Of course, even more sensitive and specific sensors are coming: fitness apps and host devices can measure blood pressure, heart rate, body temperature and more. New devices will evaluate your sweat with electric signals that measure and detect things like glucose, lactate, sodium and potassium levels, and the capabilities are but a short step away from tracking a user’s emotional as well as physical health.
There’s even a fitness tracker that has a breath sensor, capable of detecting acetone, a by-product of human metabolism. Bad breath may or may not be a secret, but you can see – or sense – where the trend is headed: according to some estimates, as many as 245 million activity and fitness trackers will be sold in 2019.
Watches and wristbands are projected to make up most of the sales in an overall wearable market expected to be worth $14.5 billion by 2021. That’s but a fraction of the total connected device, or Internet of Things, marketplace.
But all manner of IoT devices have been used in recent cybersecurity incidents that compromise the privacy of their owners and the security of the Internet overall. Reports about how hackers can take down popular websites like Netflix and PayPal with an attack launched from hijacked baby monitors, or how toy teddy bears (soft, cuddly and connected) were leaking personal and private communications are just about as common as the rate of new product releases.

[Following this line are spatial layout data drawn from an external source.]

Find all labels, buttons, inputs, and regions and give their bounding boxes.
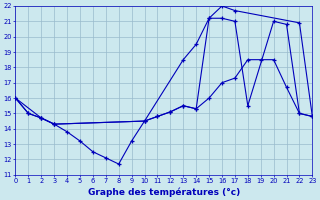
- X-axis label: Graphe des températures (°c): Graphe des températures (°c): [88, 187, 240, 197]
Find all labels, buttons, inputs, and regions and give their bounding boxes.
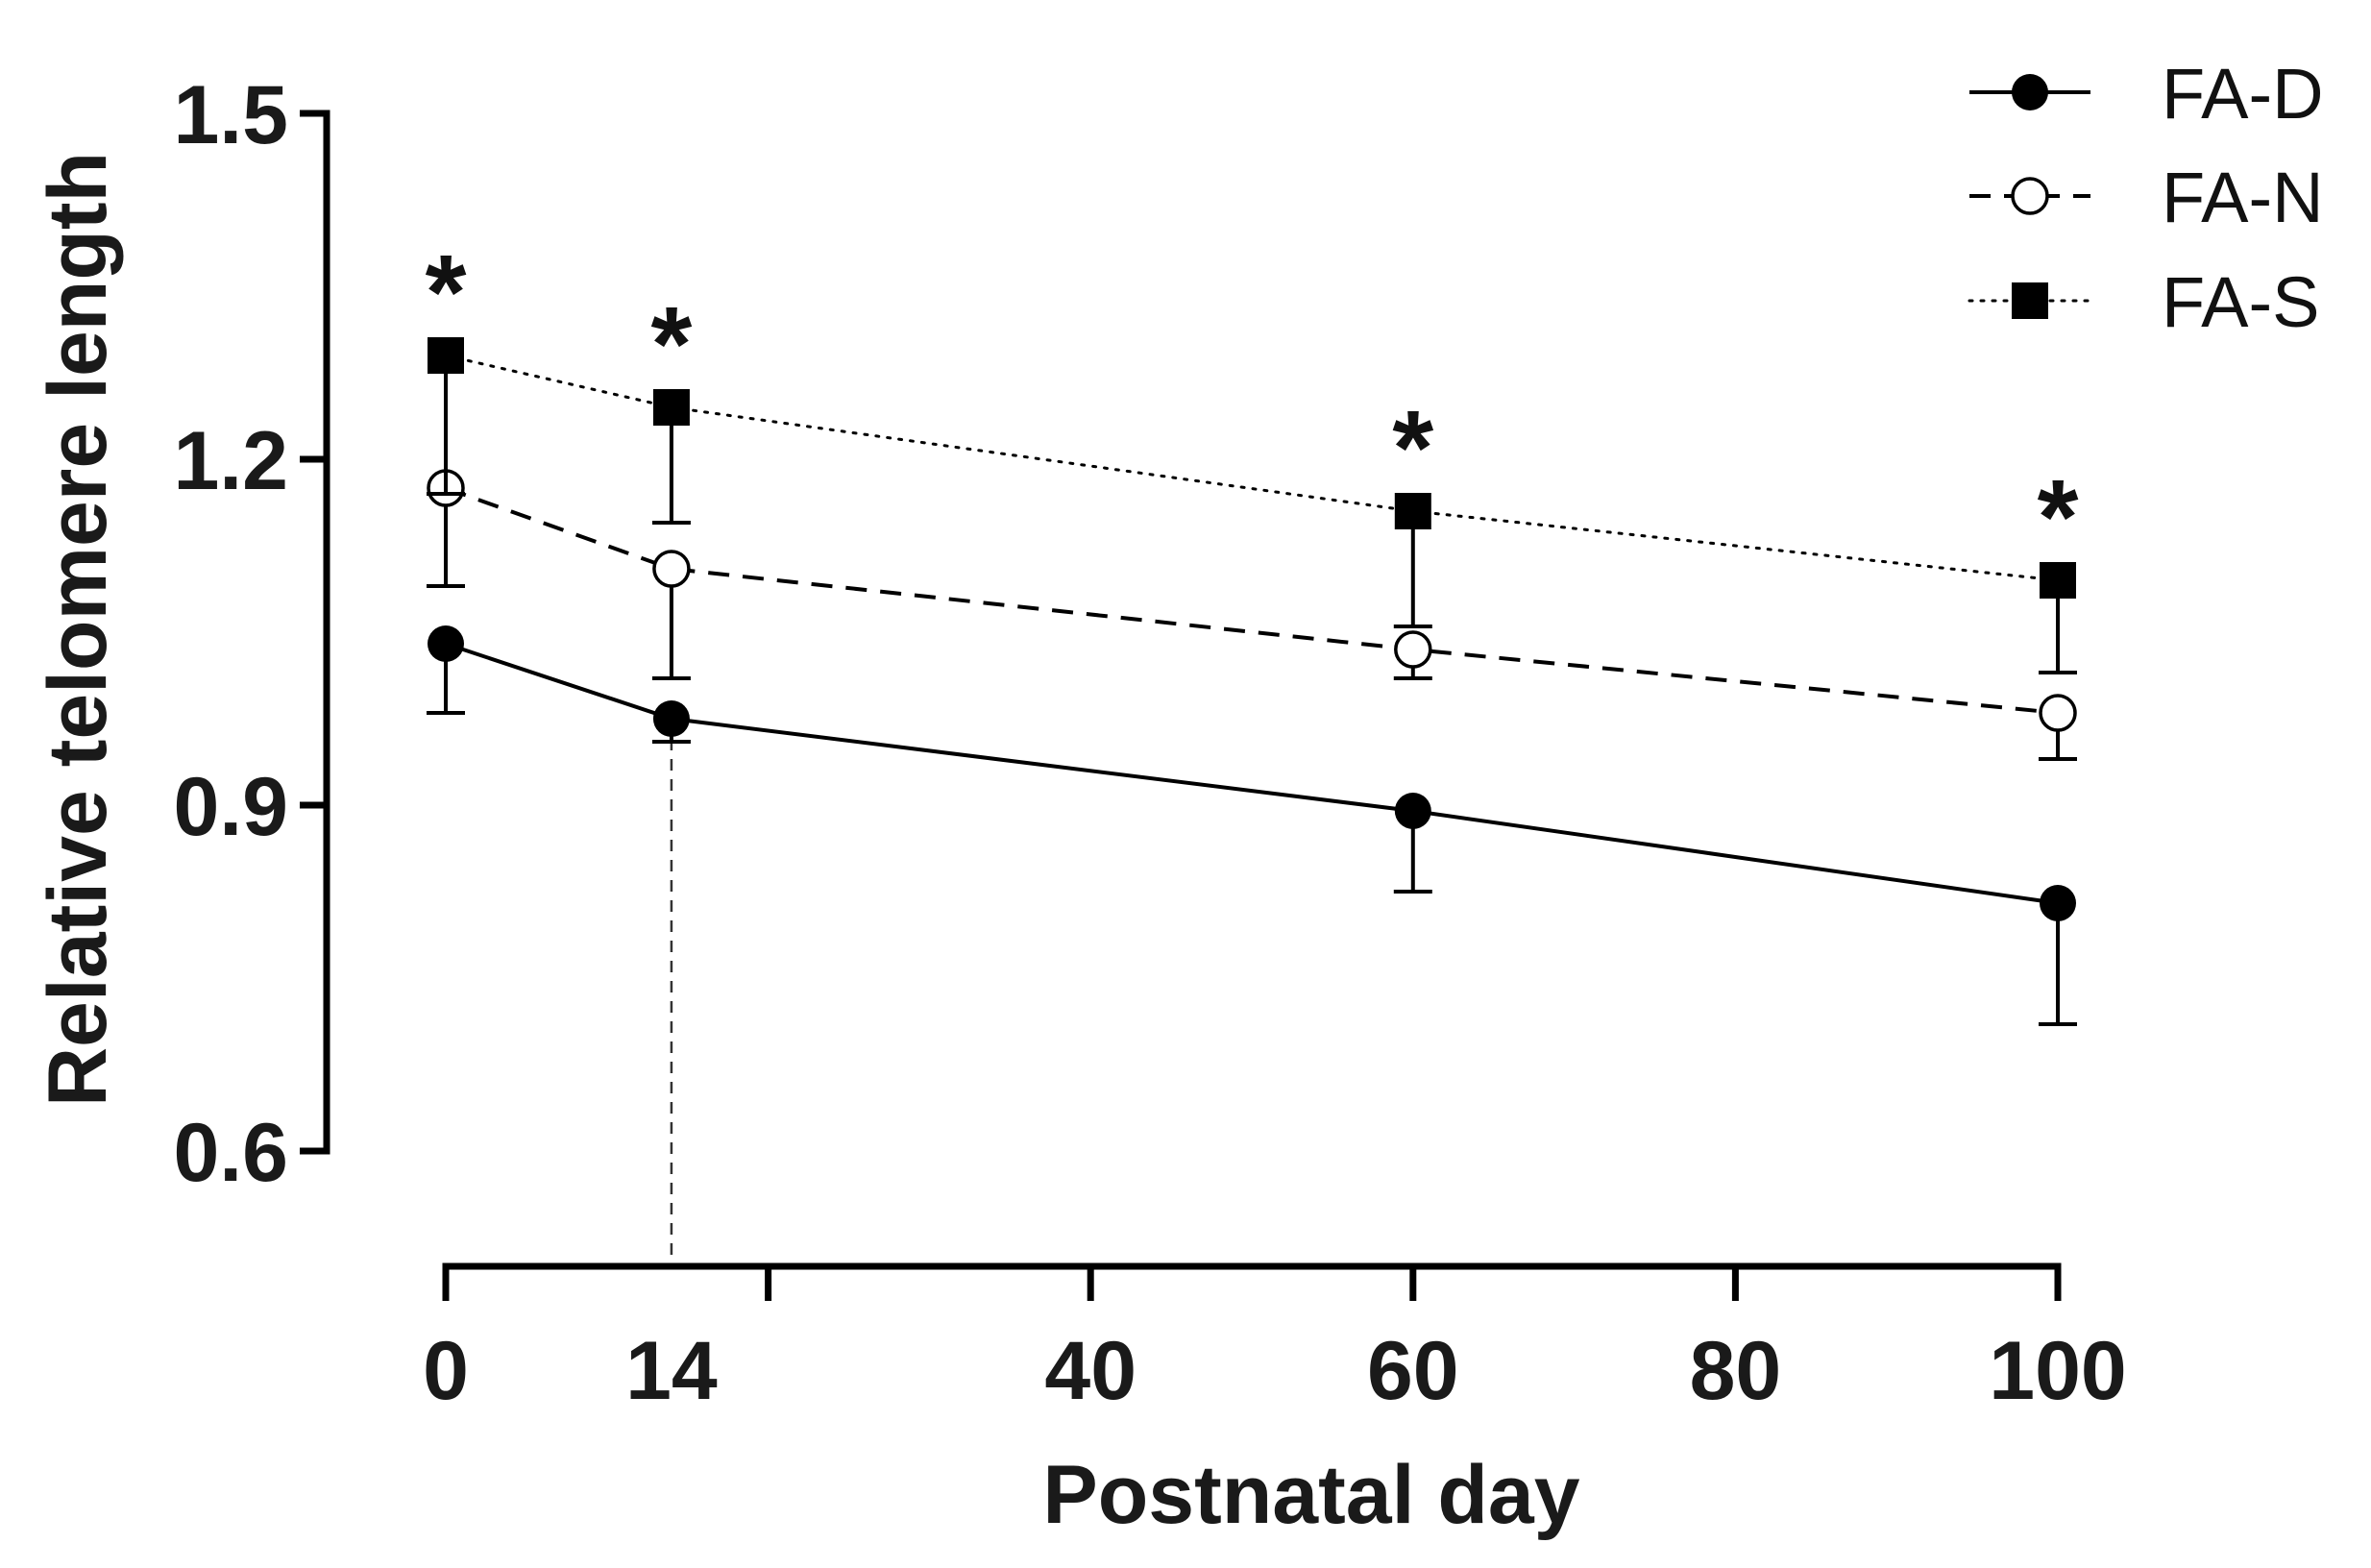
- legend-marker: [2011, 177, 2049, 215]
- data-point: [1394, 493, 1431, 529]
- data-point: [2039, 694, 2077, 732]
- data-point: [1394, 793, 1431, 829]
- legend-item-fa-n: FA-N: [1969, 158, 2324, 237]
- legend: FA-D FA-N FA-S: [1968, 54, 2324, 342]
- significance-star: *: [1392, 389, 1433, 507]
- x-axis-title: Postnatal day: [1042, 1449, 1579, 1541]
- significance-star: *: [651, 285, 693, 404]
- significance-star: *: [426, 233, 467, 352]
- series-fa-s: [427, 337, 2077, 674]
- series-fa-d: [427, 625, 2077, 1026]
- ticks: 0.6 0.9 1.2 1.5 0 14 40 60 80 100: [173, 69, 2126, 1417]
- series-fa-n: [427, 469, 2077, 761]
- data-point: [652, 550, 691, 588]
- x-tick-label: 0: [423, 1325, 469, 1417]
- axes: [323, 110, 2062, 1270]
- y-axis-title: Relative telomere length: [32, 152, 124, 1107]
- x-tick-label: 80: [1690, 1325, 1782, 1417]
- series-line: [445, 486, 2059, 715]
- legend-marker: [2012, 282, 2048, 319]
- data-point: [428, 625, 464, 662]
- data-point: [1394, 630, 1432, 669]
- legend-item-fa-d: FA-D: [1969, 54, 2324, 134]
- x-tick-label: 60: [1367, 1325, 1459, 1417]
- significance-layer: * * * *: [426, 233, 2079, 576]
- x-tick-label: 14: [625, 1325, 718, 1417]
- x-tick-label: 100: [1989, 1325, 2127, 1417]
- data-point: [2040, 562, 2076, 599]
- legend-item-fa-s: FA-S: [1968, 262, 2319, 342]
- y-tick-label: 1.5: [173, 69, 288, 161]
- significance-star: *: [2038, 458, 2079, 576]
- series-line: [444, 354, 2060, 582]
- data-point: [652, 389, 690, 426]
- series-line: [445, 642, 2059, 905]
- data-point: [428, 337, 464, 374]
- legend-label: FA-D: [2162, 54, 2324, 134]
- y-tick-label: 0.9: [173, 761, 288, 853]
- legend-label: FA-N: [2162, 158, 2324, 237]
- data-point: [652, 700, 690, 737]
- data-point: [2040, 885, 2076, 921]
- series-layer: [427, 337, 2077, 1026]
- y-tick-label: 0.6: [173, 1107, 288, 1199]
- legend-label: FA-S: [2162, 262, 2319, 342]
- y-tick-label: 1.2: [173, 415, 288, 507]
- x-tick-label: 40: [1044, 1325, 1137, 1417]
- legend-marker: [2012, 74, 2048, 110]
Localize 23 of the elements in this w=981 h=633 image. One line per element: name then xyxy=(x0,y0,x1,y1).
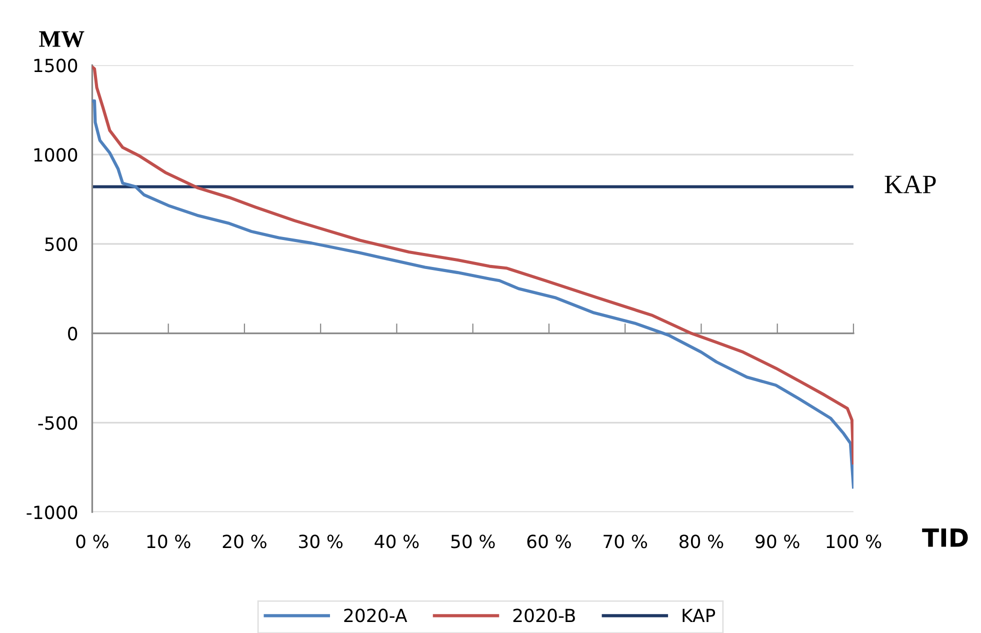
y-tick-label: 1000 xyxy=(34,148,78,162)
x-tick-label: 10 % xyxy=(147,534,190,548)
legend-label: 2020-B xyxy=(513,608,575,622)
y-tick-label: 0 xyxy=(68,326,78,340)
legend-label: 2020-A xyxy=(344,608,408,622)
x-axis-title: TID xyxy=(922,528,968,547)
x-tick-label: 60 % xyxy=(527,534,571,548)
text: KAP xyxy=(682,608,716,622)
x-tick-label: 100 % xyxy=(826,534,882,548)
x-tick-label: 90 % xyxy=(756,534,800,548)
y-tick-label: -1000 xyxy=(26,506,78,520)
x-tick-label: 30 % xyxy=(299,534,343,548)
y-tick-label: 500 xyxy=(45,237,78,252)
y-tick-label: 1500 xyxy=(34,58,78,72)
ref-line-label: KAP xyxy=(884,176,936,194)
x-tick-label: 50 % xyxy=(451,534,495,548)
y-axis-title: MW xyxy=(39,31,84,48)
x-tick-label: 40 % xyxy=(374,534,419,548)
x-tick-label: 80 % xyxy=(680,534,724,548)
x-tick-label: 0 % xyxy=(76,534,108,548)
x-tick-label: 70 % xyxy=(604,534,648,548)
y-tick-label: -500 xyxy=(38,416,78,430)
x-tick-label: 20 % xyxy=(222,534,266,548)
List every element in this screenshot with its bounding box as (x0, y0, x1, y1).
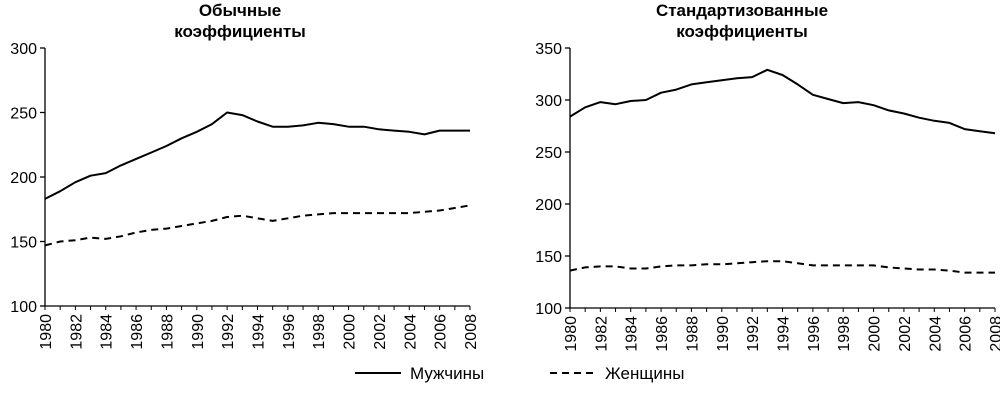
ordinary-series-female-line (44, 204, 471, 247)
standardized-x-tick-label: 1992 (745, 316, 762, 352)
standardized-x-tick-label: 1980 (563, 316, 580, 352)
standardized-y-tick-label: 100 (535, 301, 562, 318)
ordinary-x-tick-label: 1992 (220, 314, 237, 350)
ordinary-title-line-1: Обычные (199, 1, 281, 20)
ordinary-x-tick-label: 1990 (190, 314, 207, 350)
legend-male-label: Мужчины (410, 364, 484, 383)
ordinary-x-tick-label: 1998 (311, 314, 328, 350)
ordinary-series-male-line (44, 111, 470, 200)
ordinary-x-tick-label: 1986 (129, 314, 146, 350)
ordinary-x-tick-label: 2008 (463, 314, 480, 350)
legend-female-label: Женщины (605, 364, 684, 383)
ordinary-x-tick-label: 2006 (433, 314, 450, 350)
ordinary-x-tick-label: 2002 (372, 314, 389, 350)
ordinary-x-tick-label: 1996 (281, 314, 298, 350)
standardized-y-tick-label: 300 (535, 93, 562, 110)
legend: Мужчины Женщины (355, 364, 684, 383)
standardized-y-tick-label: 150 (535, 249, 562, 266)
standardized-x-tick-label: 1982 (593, 316, 610, 352)
ordinary-x-tick-label: 1984 (99, 314, 116, 350)
standardized-x-tick-label: 2000 (867, 316, 884, 352)
ordinary-title-line-2: коэффициенты (174, 22, 306, 41)
standardized-x-tick-label: 2004 (927, 316, 944, 352)
ordinary-y-tick-label: 250 (10, 106, 37, 123)
standardized-y-tick-label: 350 (535, 41, 562, 58)
ordinary-x-tick-label: 2000 (342, 314, 359, 350)
ordinary-y-tick-label: 200 (10, 170, 37, 187)
standardized-y-tick-label: 200 (535, 197, 562, 214)
standardized-x-tick-label: 1986 (654, 316, 671, 352)
standardized-title-line-1: Стандартизованные (656, 1, 828, 20)
standardized-x-tick-label: 1998 (836, 316, 853, 352)
standardized-x-tick-label: 1990 (715, 316, 732, 352)
standardized-x-tick-label: 2008 (988, 316, 1000, 352)
panel-standardized: Стандартизованные коэффициенты 100 150 200 25… (535, 1, 1000, 352)
panel-ordinary: Обычные коэффициенты 100 150 200 250 300 1980 19… (10, 1, 480, 350)
standardized-title-line-2: коэффициенты (676, 22, 808, 41)
standardized-x-tick-label: 2002 (897, 316, 914, 352)
ordinary-x-tick-label: 1994 (251, 314, 268, 350)
standardized-x-tick-label: 1984 (624, 316, 641, 352)
standardized-x-tick-label: 1988 (684, 316, 701, 352)
ordinary-y-tick-label: 150 (10, 235, 37, 252)
standardized-x-tick-label: 1994 (776, 316, 793, 352)
standardized-series-male-line (569, 68, 996, 135)
standardized-x-tick-label: 2006 (958, 316, 975, 352)
ordinary-x-tick-label: 1980 (38, 314, 55, 350)
ordinary-x-tick-label: 2004 (402, 314, 419, 350)
standardized-x-tick-label: 1996 (806, 316, 823, 352)
ordinary-y-tick-label: 300 (10, 41, 37, 58)
standardized-y-tick-label: 250 (535, 145, 562, 162)
ordinary-x-tick-label: 1988 (159, 314, 176, 350)
ordinary-y-tick-label: 100 (10, 299, 37, 316)
standardized-series-female-line (569, 260, 995, 274)
ordinary-x-tick-label: 1982 (68, 314, 85, 350)
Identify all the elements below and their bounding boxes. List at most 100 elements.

While gadget manufacturers surely have a duty to design privacy, safety and security tools into their products, so too, consumers have a duty to protect themselves and each other by being educated about their device and using safety tools that are available.
So privacy advocates are welcoming the (perhaps a little late in coming) news that a leading consumer protection agency is now working to develop security and privacy standards for Internet-connected devices.
The U.S. non-profit Consumer Reports organization is working with Disconnect, a maker of privacy-protection software, Ranking Digital Rights, which ranks companies on their privacy practices, the Cyber Independent Testing Lab, which researches and tests software safety, and Aspiration, which connects software and technology skills with other non-profits.
One goal is to ensure that, as much as a connected device offers desirable features, it should also function without being connected, and operate much in the same way whether it is collecting data or not.
Whether it’s used in the bedroom or not.